The Out of Sight, Out of Mind report further documents that anti-government armed groups and terrorist groups such as Daesh have held prisoners under equally brutal conditions in territories that came under their control. The opposition has established makeshift detention centers where captured government soldiers and other prisoners were abused and executed. Daesh in particular is accused of summary executions or organizing unauthorized courts that frequently issued death sentences, bearing little resemblance to international systems for justice.

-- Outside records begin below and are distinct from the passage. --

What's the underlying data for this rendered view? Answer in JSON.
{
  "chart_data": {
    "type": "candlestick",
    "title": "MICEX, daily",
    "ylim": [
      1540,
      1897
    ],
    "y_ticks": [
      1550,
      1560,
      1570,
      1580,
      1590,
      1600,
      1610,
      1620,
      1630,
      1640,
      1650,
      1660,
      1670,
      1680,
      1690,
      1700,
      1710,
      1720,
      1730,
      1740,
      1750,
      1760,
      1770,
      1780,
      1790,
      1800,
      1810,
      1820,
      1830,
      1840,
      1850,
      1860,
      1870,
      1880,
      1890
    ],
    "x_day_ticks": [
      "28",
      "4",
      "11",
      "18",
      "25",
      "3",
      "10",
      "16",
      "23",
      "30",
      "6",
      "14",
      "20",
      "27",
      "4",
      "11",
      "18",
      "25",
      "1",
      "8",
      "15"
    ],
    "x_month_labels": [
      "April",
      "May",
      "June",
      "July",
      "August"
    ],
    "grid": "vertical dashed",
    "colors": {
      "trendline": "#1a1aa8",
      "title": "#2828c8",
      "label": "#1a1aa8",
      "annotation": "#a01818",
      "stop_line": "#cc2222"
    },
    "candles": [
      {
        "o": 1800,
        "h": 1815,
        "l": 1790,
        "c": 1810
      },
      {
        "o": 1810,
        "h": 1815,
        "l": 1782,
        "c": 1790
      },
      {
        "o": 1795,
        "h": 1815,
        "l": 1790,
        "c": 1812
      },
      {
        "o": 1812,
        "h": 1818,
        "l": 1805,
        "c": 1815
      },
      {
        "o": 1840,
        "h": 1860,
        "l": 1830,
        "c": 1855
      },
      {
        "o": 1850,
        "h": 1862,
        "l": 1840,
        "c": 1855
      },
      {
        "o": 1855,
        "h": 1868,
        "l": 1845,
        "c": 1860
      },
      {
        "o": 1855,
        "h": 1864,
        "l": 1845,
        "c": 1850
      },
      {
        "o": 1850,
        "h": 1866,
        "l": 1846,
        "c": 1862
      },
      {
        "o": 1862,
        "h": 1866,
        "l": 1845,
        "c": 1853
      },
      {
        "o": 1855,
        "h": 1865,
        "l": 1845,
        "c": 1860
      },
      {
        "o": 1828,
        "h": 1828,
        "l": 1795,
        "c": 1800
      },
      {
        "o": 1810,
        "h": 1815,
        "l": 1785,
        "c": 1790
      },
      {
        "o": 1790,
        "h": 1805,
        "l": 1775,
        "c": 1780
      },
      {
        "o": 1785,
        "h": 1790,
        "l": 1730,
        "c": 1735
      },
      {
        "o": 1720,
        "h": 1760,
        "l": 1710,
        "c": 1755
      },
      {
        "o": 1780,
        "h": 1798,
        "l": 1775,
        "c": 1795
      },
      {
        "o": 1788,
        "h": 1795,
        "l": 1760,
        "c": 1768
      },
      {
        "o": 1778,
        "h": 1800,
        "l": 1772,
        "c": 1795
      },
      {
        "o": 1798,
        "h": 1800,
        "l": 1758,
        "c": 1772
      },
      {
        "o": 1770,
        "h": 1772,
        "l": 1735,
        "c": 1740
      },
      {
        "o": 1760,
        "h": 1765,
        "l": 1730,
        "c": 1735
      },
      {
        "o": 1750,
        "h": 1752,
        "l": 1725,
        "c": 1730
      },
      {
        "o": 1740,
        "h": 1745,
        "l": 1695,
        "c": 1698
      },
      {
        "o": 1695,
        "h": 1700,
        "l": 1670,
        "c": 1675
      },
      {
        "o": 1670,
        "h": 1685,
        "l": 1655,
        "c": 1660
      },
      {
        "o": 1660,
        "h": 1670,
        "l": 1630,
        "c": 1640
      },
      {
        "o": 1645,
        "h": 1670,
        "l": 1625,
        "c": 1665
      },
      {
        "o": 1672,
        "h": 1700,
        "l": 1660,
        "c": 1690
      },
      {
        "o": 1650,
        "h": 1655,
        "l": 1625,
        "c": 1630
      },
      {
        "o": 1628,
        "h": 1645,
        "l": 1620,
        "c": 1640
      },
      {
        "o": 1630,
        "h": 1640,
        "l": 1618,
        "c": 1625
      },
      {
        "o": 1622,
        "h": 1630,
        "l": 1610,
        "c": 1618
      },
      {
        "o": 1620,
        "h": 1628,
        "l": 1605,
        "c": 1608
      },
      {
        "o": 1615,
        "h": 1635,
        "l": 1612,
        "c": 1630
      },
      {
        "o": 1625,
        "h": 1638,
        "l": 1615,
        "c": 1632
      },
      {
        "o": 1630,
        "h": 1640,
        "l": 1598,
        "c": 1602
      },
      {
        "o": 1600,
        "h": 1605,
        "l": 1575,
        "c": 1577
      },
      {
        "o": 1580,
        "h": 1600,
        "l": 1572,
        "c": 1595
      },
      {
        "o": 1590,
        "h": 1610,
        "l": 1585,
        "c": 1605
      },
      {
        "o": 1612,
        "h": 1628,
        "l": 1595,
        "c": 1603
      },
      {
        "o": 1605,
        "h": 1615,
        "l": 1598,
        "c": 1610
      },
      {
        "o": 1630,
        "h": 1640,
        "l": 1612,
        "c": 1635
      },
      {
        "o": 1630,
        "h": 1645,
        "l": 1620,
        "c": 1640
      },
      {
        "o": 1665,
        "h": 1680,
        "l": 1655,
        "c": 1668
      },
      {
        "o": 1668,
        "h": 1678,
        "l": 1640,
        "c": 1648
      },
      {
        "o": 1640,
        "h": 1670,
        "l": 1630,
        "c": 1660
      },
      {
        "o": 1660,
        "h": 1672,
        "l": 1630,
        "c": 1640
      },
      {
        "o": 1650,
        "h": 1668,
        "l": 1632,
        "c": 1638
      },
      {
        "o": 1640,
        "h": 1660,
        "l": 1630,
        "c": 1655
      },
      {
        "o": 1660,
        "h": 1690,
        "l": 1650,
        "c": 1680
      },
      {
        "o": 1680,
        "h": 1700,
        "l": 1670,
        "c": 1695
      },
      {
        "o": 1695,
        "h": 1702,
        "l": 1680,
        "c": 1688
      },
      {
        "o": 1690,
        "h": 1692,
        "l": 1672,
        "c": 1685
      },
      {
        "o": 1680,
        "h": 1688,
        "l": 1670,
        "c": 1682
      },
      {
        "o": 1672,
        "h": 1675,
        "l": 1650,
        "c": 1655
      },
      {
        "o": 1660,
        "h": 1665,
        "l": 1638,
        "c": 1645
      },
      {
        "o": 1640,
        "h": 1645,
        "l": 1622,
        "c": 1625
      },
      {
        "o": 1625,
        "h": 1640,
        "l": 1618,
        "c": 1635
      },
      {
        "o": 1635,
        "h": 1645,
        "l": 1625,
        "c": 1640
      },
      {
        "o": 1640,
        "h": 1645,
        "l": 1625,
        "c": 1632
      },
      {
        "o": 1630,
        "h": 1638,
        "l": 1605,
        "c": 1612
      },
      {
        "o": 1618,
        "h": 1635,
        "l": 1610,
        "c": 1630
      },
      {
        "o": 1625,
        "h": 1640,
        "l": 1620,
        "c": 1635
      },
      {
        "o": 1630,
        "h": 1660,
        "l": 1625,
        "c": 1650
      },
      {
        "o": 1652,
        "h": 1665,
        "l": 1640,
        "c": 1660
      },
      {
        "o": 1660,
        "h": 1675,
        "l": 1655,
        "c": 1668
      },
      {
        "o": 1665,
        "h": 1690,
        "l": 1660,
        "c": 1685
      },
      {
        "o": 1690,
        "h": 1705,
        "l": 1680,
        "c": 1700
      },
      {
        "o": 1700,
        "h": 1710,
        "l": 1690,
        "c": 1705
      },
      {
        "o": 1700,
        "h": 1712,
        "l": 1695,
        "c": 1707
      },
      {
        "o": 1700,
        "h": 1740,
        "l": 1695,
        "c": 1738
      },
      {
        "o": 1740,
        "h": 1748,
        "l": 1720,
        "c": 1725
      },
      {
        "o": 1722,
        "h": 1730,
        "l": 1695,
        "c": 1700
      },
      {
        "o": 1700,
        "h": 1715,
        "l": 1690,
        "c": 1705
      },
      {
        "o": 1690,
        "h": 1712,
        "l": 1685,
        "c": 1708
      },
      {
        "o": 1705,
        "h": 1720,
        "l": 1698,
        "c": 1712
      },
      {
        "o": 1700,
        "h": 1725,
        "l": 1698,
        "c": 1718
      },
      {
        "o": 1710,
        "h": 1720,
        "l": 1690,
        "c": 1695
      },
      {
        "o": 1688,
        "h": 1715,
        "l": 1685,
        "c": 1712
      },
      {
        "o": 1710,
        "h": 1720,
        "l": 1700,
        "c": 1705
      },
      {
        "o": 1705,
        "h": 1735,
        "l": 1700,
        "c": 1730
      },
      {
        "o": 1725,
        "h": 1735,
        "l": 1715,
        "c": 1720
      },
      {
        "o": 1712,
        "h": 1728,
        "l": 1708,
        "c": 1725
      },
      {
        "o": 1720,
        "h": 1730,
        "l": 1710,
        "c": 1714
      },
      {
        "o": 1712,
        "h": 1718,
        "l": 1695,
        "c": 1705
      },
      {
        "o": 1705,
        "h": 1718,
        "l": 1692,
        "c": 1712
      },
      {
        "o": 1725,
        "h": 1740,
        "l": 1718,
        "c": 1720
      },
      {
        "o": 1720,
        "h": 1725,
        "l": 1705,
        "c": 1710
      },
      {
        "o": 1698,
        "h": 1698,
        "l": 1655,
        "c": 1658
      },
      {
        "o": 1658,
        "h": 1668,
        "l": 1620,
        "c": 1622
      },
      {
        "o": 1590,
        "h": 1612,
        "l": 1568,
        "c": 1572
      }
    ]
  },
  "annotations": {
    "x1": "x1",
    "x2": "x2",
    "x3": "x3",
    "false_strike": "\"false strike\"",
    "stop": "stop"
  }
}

During an interview with a mother and her son in Amman last year, the mother urged me to listen to her story: “I had another son; he was in the Syrian army. After two years, he wanted to leave, so I went to Syria to see him. This was in 2014. I organized for us to go together back to Jordan, and some people sent a private car to take us to the areas liberated by the revolutionary army. They asked if we wanted to go to the Zaatari camp. Then they put my son in another private car. After one hour, I asked where they took my son, and I was told they had taken him to another army who wanted to ask him some questions. They had arrested him because he had been in the Syrian army. I continued to ask about my son and they told me they just needed some answers from him, and I would get him back the second day. On the second day, somebody came to my house and told me a bomb from a plane had killed him, but I think they were liars, and that they had killed him themselves, because I did not see any planes that day. He was only 23 years old.”
The mother had organized an escape to Jordan while her son was on leave from the army. She trusted the people helping them, and had heard they had helped many other refugees. Yet they could not be trusted because her son had been in the army and did not have an ordinary ID card. This is but one story about abuse and killing among the opposition forces. The mother is left with her grief and increased worry for her husband, who is still in Syria. She is afraid he is now in danger.
These reports document a large-scale crisis of human rights and protection. Although Syria these days is experiencing a lull in the fighting due to the cautious ceasefire agreement, the Syrian crisis is far from being solved. A sustainable peace process has to ask how perpetrators can be held accountable in line with a political solution. With the UN’s pledge to a responsibility to protect, has the time come for targeted sanctions against persons, agencies, and groups responsible for these atrocities?